I’m an avid blog-reader, so I guess it was only a matter of time before I through my own hat into the ring. I’m especially interested in blogs about teaching, where teachers engage in those kind of deep conversations about pedagogy only seems to happen at grad school, and unfortunately not very often around the faculty room water cooler. So far I’ve been fortunate enough to find some stellar blogs that engage these kinds of conversations, but mostly written by math teachers or high school physics teachers (such as Dan Meyer and Shawn Cornally). I don’t know of much out there that deals with K-8 science teaching (but if you blog about this, please let me know!). So this blog is my effort to build the same kind of reflective community for elementary and middle school science teachers, although thoughtful teachers of all subjects and levels are welcome to join in the discussion.
Why call this blog the Scientific Teacher? Because it’s more about a scientific approach to teaching than just teaching science. That’s how I strive to approach my own teaching, by applying the scientific practices of questioning, collecting and analyzing data, researching, debating, and above all experimenting with new ideas in the classroom. And I know I’m not the only one out there that does this- I know there are tons of teachers pushing the envelope out there, but I don’t want to wait until I bump into you by chance at some conference. By leveraging the power of the internet, teachers should be able to communicate with each other to push forward our understanding of teaching and learning in the same way the scientific community does.

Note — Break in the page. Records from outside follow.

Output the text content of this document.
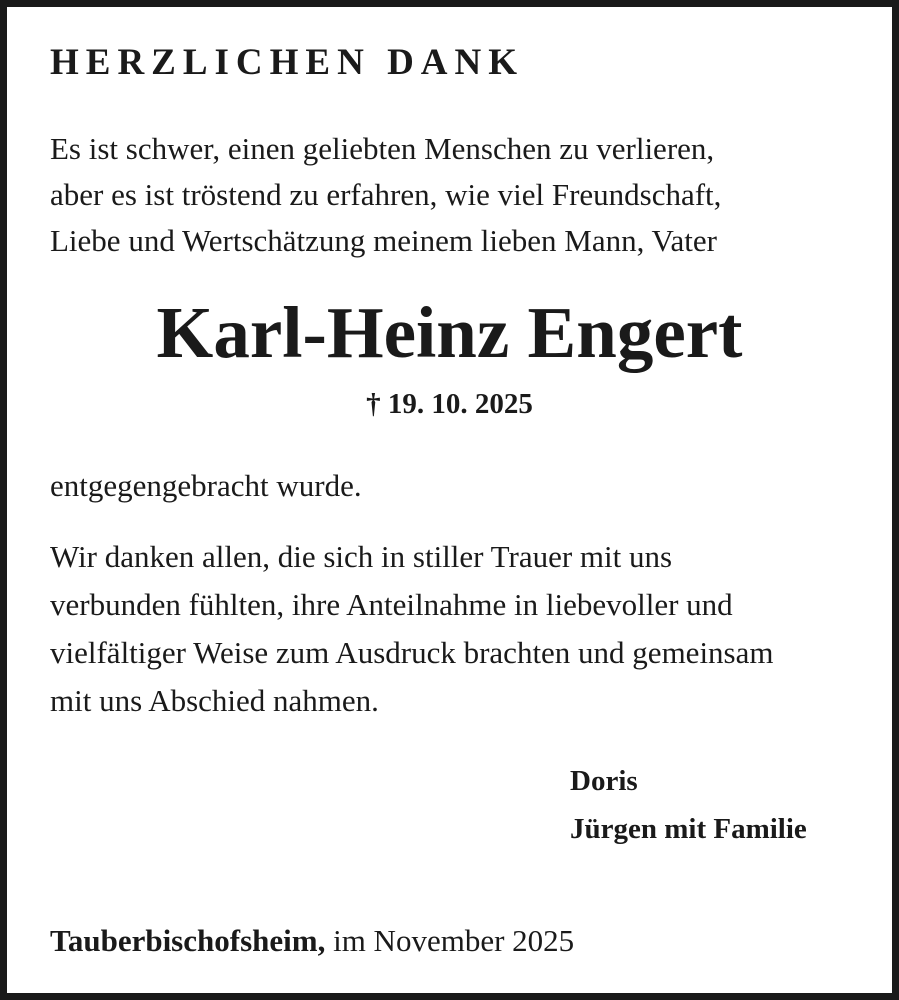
HERZLICHEN DANK
Es ist schwer, einen geliebten Menschen zu verlieren,
aber es ist tröstend zu erfahren, wie viel Freundschaft,
Liebe und Wertschätzung meinem lieben Mann, Vater
Karl-Heinz Engert
† 19. 10. 2025
entgegengebracht wurde.
Wir danken allen, die sich in stiller Trauer mit uns
verbunden fühlten, ihre Anteilnahme in liebevoller und
vielfältiger Weise zum Ausdruck brachten und gemeinsam
mit uns Abschied nahmen.
Doris
Jürgen mit Familie
Tauberbischofsheim, im November 2025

So let’s do this thing! I’ll start rolling out posts of my own questions, research, and classroom experiments, and if you’re a scientific teacher yourself, I want to hear from you. Too many teachers work alone in their classrooms and too many good ideas never see the light of day- but we can and should change that. So let’s connect and get the conversation started, and who knows- someday we may be able to conduct our own educational experiments across the many classrooms of our online community. Wouldn’t that be cool?